Jung wrote, in a passage from the 1925 seminars that receives insufficient attention, that “the body is the visibility of the soul.” Damasio would not use that language. But the structural claim is identical: the psyche is not housed in the body as a ghost in a machine. The psyche is the body’s self-experience, its ongoing registration of its own states and the meaning those states carry. What Jung called the feeling function, the evaluative capacity that apprehends worth and significance, is, in Damasio’s framework, the conscious registration of somatic markers, the mind’s reading of the body’s verdicts.

This convergence is not incidental. It points to something that the Homeric tradition understood before either neuroscience or analytical psychology existed: the thūmos, the spirited capacity located in the chest, is the organ of felt evaluation. It is not intellect and not raw appetite. It is the body’s capacity to register what matters, to feel the weight of things before the mind can articulate why they weigh what they do. Damasio’s neurobiology maps the architecture of what Homer described phenomenologically. The anterior insular cortex, the ventromedial prefrontal cortex, the brainstem nuclei that maintain the proto-self — these are the neural substrates of thūmos, the biological machinery of embodied knowing.

Implications for Interoceptive Recovery

For the person in recovery from addiction, Damasio’s model carries a specific and actionable implication. Substance use disorders do not merely alter behavior or distort cognition. They disrupt the body’s self-mapping process — the very foundation on which consciousness rests.
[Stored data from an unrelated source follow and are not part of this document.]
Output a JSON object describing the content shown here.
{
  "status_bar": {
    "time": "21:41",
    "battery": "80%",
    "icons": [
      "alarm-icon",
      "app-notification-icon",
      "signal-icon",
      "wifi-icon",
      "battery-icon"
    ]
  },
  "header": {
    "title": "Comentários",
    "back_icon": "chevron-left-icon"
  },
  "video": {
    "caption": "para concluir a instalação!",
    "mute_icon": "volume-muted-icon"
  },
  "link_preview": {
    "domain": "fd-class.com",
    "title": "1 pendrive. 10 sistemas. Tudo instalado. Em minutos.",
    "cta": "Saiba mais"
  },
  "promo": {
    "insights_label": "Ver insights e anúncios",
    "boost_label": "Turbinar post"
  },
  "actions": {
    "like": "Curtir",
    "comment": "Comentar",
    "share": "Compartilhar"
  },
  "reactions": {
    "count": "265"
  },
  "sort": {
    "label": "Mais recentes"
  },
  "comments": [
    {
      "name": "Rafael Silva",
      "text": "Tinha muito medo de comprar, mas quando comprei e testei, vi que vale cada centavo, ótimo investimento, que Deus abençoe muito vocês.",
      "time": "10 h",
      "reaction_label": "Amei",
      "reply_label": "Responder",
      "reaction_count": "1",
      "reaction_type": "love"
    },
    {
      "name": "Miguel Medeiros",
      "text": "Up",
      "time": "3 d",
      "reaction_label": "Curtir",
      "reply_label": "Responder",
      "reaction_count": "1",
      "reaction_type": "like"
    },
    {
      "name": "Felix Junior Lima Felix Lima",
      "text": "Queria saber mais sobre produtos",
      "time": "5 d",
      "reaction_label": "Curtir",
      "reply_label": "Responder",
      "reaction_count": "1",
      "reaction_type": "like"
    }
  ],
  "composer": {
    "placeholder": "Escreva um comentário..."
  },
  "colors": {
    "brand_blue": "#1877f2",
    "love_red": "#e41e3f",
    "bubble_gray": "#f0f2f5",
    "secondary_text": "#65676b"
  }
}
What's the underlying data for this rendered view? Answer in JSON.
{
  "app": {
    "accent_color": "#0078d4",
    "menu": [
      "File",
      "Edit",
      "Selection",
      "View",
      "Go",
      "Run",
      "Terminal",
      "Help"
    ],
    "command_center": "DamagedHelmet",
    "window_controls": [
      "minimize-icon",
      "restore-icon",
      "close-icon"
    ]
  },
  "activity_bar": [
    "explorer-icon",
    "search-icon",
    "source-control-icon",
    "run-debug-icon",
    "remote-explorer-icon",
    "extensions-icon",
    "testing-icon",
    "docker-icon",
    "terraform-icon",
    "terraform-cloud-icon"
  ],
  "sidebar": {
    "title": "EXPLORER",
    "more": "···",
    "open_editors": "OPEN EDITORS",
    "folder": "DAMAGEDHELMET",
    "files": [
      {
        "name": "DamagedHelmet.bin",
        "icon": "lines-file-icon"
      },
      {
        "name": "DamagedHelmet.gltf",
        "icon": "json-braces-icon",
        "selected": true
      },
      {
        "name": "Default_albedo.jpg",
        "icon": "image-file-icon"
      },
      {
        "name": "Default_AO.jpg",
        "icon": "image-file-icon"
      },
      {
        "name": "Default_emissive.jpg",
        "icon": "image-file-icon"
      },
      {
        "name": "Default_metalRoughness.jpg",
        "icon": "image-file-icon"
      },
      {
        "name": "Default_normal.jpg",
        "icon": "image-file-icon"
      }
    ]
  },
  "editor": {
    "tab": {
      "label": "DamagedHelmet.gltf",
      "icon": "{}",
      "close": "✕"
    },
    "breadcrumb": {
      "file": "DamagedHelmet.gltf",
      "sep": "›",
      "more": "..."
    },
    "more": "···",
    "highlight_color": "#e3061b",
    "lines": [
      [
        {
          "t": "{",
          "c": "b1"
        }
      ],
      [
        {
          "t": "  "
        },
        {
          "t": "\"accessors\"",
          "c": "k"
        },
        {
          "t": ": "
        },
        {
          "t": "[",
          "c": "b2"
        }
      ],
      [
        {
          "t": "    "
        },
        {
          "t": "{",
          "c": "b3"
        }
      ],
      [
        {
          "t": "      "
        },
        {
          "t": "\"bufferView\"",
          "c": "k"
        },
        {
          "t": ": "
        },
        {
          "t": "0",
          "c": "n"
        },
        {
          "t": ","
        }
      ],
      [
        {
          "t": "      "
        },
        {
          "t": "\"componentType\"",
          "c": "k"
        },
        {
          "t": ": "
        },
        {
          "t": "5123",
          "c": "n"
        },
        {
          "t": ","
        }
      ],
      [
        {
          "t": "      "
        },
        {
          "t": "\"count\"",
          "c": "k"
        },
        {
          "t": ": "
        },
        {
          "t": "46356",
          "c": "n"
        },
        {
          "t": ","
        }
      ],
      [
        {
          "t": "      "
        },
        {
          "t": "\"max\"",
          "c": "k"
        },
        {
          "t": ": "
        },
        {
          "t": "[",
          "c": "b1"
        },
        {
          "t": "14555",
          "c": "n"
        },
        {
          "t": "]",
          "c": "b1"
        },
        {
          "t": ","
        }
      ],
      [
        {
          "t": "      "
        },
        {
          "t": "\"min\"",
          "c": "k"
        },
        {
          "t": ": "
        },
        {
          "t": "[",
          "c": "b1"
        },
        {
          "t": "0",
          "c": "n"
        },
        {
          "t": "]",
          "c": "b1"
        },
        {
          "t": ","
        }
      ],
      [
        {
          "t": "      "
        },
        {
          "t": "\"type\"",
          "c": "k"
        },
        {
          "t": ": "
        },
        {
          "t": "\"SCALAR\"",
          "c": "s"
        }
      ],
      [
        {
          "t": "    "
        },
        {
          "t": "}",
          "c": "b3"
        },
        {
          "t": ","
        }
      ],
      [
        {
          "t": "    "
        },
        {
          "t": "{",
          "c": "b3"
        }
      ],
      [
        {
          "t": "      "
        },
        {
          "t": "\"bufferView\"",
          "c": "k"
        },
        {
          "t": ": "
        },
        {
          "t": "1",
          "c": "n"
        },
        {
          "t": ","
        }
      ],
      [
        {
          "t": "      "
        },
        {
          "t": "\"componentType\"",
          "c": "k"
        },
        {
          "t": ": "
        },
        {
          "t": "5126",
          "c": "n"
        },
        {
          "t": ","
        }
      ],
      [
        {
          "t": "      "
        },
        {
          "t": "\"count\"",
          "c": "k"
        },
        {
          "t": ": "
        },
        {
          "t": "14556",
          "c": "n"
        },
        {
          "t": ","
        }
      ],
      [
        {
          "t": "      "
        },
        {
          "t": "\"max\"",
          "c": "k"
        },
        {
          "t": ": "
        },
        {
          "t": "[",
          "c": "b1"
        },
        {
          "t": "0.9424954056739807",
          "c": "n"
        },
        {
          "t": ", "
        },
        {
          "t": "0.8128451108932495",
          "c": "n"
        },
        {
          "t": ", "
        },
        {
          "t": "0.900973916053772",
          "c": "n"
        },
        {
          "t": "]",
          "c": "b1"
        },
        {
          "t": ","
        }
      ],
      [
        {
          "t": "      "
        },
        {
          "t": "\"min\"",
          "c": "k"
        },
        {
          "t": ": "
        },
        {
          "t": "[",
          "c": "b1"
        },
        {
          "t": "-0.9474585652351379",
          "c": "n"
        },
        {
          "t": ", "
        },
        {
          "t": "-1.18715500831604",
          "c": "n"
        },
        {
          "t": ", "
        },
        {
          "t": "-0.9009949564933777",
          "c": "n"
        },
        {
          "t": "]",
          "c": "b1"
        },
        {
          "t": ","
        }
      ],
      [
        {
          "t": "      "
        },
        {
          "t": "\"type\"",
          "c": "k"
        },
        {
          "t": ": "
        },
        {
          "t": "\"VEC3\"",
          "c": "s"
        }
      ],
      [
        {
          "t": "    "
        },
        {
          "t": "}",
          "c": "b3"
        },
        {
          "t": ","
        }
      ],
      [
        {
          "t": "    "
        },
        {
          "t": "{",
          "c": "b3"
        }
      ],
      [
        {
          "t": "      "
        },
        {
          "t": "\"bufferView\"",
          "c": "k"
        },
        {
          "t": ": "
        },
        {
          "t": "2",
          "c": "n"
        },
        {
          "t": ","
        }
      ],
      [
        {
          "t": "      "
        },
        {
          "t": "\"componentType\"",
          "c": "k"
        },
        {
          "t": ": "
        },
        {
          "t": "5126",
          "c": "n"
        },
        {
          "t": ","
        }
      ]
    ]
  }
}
Chronic substance use hijacks the reward circuitry, recalibrates autonomic baselines, and degrades the accuracy of the body’s internal signals. The person in early recovery is not simply choosing not to use a substance. That person is attempting to rebuild the body’s capacity to generate reliable self-representations, to feel what is actually happening rather than what the substance taught the nervous system to expect.

Interoceptive rehabilitation — the systematic cultivation of the capacity to attend to, interpret, and respond to the body’s internal signals — is therefore not an adjunct to recovery. It is recovery’s neurobiological core. Damasio’s work makes this claim not as a therapeutic preference but as an implication of how consciousness itself is structured. The feeling of what happens is the foundation of the self. When that feeling is distorted, the self is distorted. Restoration begins where consciousness begins: in the body’s ongoing, patient, indispensable conversation with itself.

Sources Cited

  1. Damasio, A. (1999). The Feeling of What Happens: Body and Emotion in the Making of Consciousness. Harcourt. ISBN 978-0-15-601075-7.
  2. Damasio, A. (1994). Descartes' Error: Emotion, Reason, and the Human Brain. Putnam.
  3. Craig, A.D. (2015). How Do You Feel? An Interoceptive Moment with Your Neurobiological Self. Princeton University Press.